ECLI:NL:RVS:2008:BD9424
Raad van State
- Hoger beroep
- W. van den Brink
- P. Lodder
- Rechtspraak.nl
Hoger beroep tegen de niet-ontvankelijkverklaring van bezwaar door het college van burgemeester en wethouders van Loenen inzake vrijstelling voor bouwrijp maken van plangebied Cronenburgh
In deze zaak gaat het om een hoger beroep van een appellant tegen de uitspraak van de rechtbank Utrecht, die op 15 oktober 2007 het beroep van de appellant ongegrond verklaarde. De appellant had bezwaar gemaakt tegen een besluit van het college van burgemeester en wethouders van Loenen, dat op 4 april 2006 vrijstelling verleende aan Kennemerland Beheer B.V. voor het bouwrijp maken van een deel van het plangebied Cronenburgh. Het college verklaarde het bezwaar van de appellant op 20 september 2006 niet-ontvankelijk. De rechtbank oordeelde dat de appellant geen belanghebbende was in de zin van de Algemene wet bestuursrecht (Awb), omdat hij niet in de nabijheid van het plangebied woonde en geen direct belang had bij het besluit.

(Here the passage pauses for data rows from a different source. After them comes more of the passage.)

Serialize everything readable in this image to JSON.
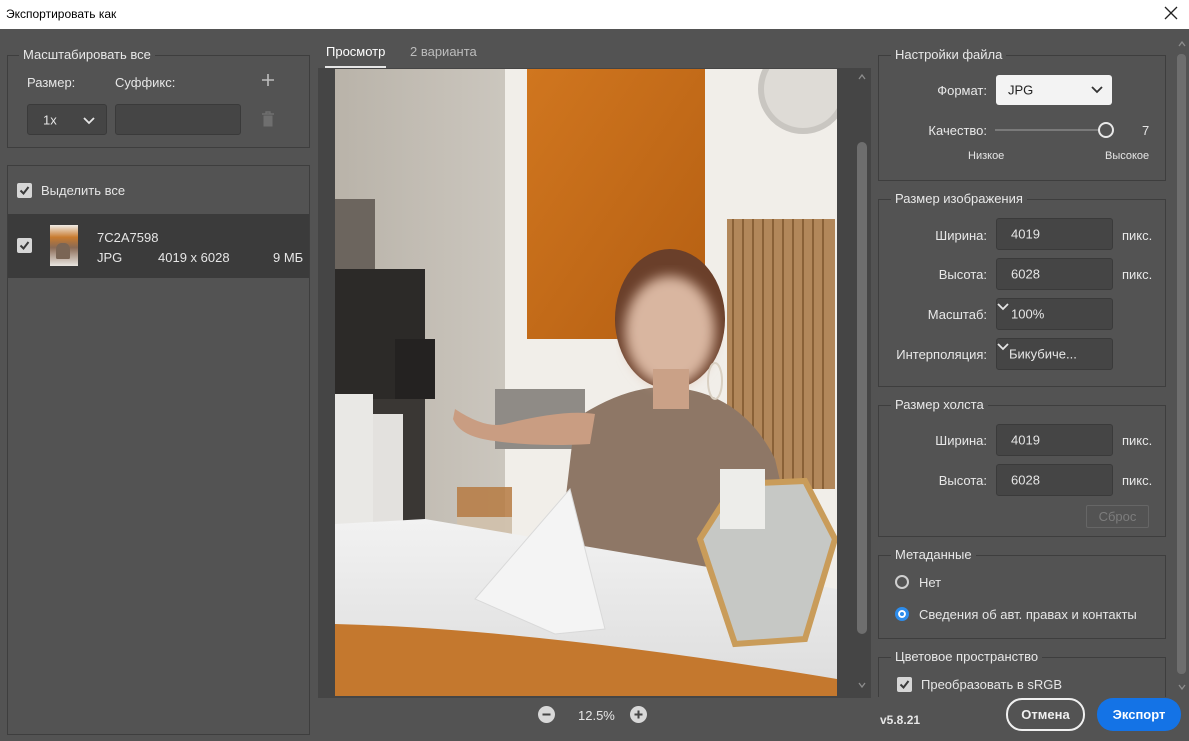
{
  "window": {
    "title": "Экспортировать как"
  },
  "scale_all": {
    "legend": "Масштабировать все",
    "size_label": "Размер:",
    "suffix_label": "Суффикс:",
    "size_value": "1x",
    "suffix_value": ""
  },
  "asset_list": {
    "select_all_label": "Выделить все",
    "select_all_checked": true,
    "items": [
      {
        "name": "7C2A7598",
        "format": "JPG",
        "dimensions": "4019 x 6028",
        "size": "9 МБ",
        "checked": true
      }
    ]
  },
  "preview": {
    "tabs": [
      {
        "label": "Просмотр",
        "active": true
      },
      {
        "label": "2 варианта",
        "active": false
      }
    ],
    "zoom": "12.5%"
  },
  "file_settings": {
    "legend": "Настройки файла",
    "format_label": "Формат:",
    "format_value": "JPG",
    "quality_label": "Качество:",
    "quality_value": "7",
    "quality_low": "Низкое",
    "quality_high": "Высокое",
    "quality_fraction": 1.0
  },
  "image_size": {
    "legend": "Размер изображения",
    "width_label": "Ширина:",
    "width_value": "4019",
    "height_label": "Высота:",
    "height_value": "6028",
    "scale_label": "Масштаб:",
    "scale_value": "100%",
    "interp_label": "Интерполяция:",
    "interp_value": "Бикубиче...",
    "unit": "пикс."
  },
  "canvas_size": {
    "legend": "Размер холста",
    "width_label": "Ширина:",
    "width_value": "4019",
    "height_label": "Высота:",
    "height_value": "6028",
    "unit": "пикс.",
    "reset_label": "Сброс"
  },
  "metadata": {
    "legend": "Метаданные",
    "options": [
      {
        "label": "Нет",
        "selected": false
      },
      {
        "label": "Сведения об авт. правах и контакты",
        "selected": true
      }
    ]
  },
  "color_space": {
    "legend": "Цветовое пространство",
    "convert_label": "Преобразовать в sRGB",
    "convert_checked": true
  },
  "footer": {
    "version": "v5.8.21",
    "cancel_label": "Отмена",
    "export_label": "Экспорт"
  },
  "colors": {
    "accent": "#1473e6",
    "panel_bg": "#535353",
    "field_bg": "#454545"
  }
}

De appellant stelde dat hij wel degelijk als belanghebbende moest worden aangemerkt, omdat er afspraken waren gemaakt met de gemeente over woonruimte in het plangebied. De Afdeling bestuursrechtspraak van de Raad van State heeft de zaak op 9 juli 2008 behandeld. De rechters hebben overwogen dat de rechtbank terecht had geoordeeld dat de appellant geen belanghebbende was. De wet vereist dat een belanghebbende een voldoende objectief en actueel, eigen, persoonlijk belang heeft dat hem in voldoende mate onderscheidt van anderen. De appellant woonde in Nigtevecht, ver van het plangebied, en had geen feiten aangedragen die zijn belang zouden onderbouwen.
De Afdeling heeft het hoger beroep ongegrond verklaard en de uitspraak van de rechtbank bevestigd. Er was geen aanleiding voor een proceskostenveroordeling. De uitspraak werd gedaan in naam der Koningin en openbaar uitgesproken op 6 augustus 2008.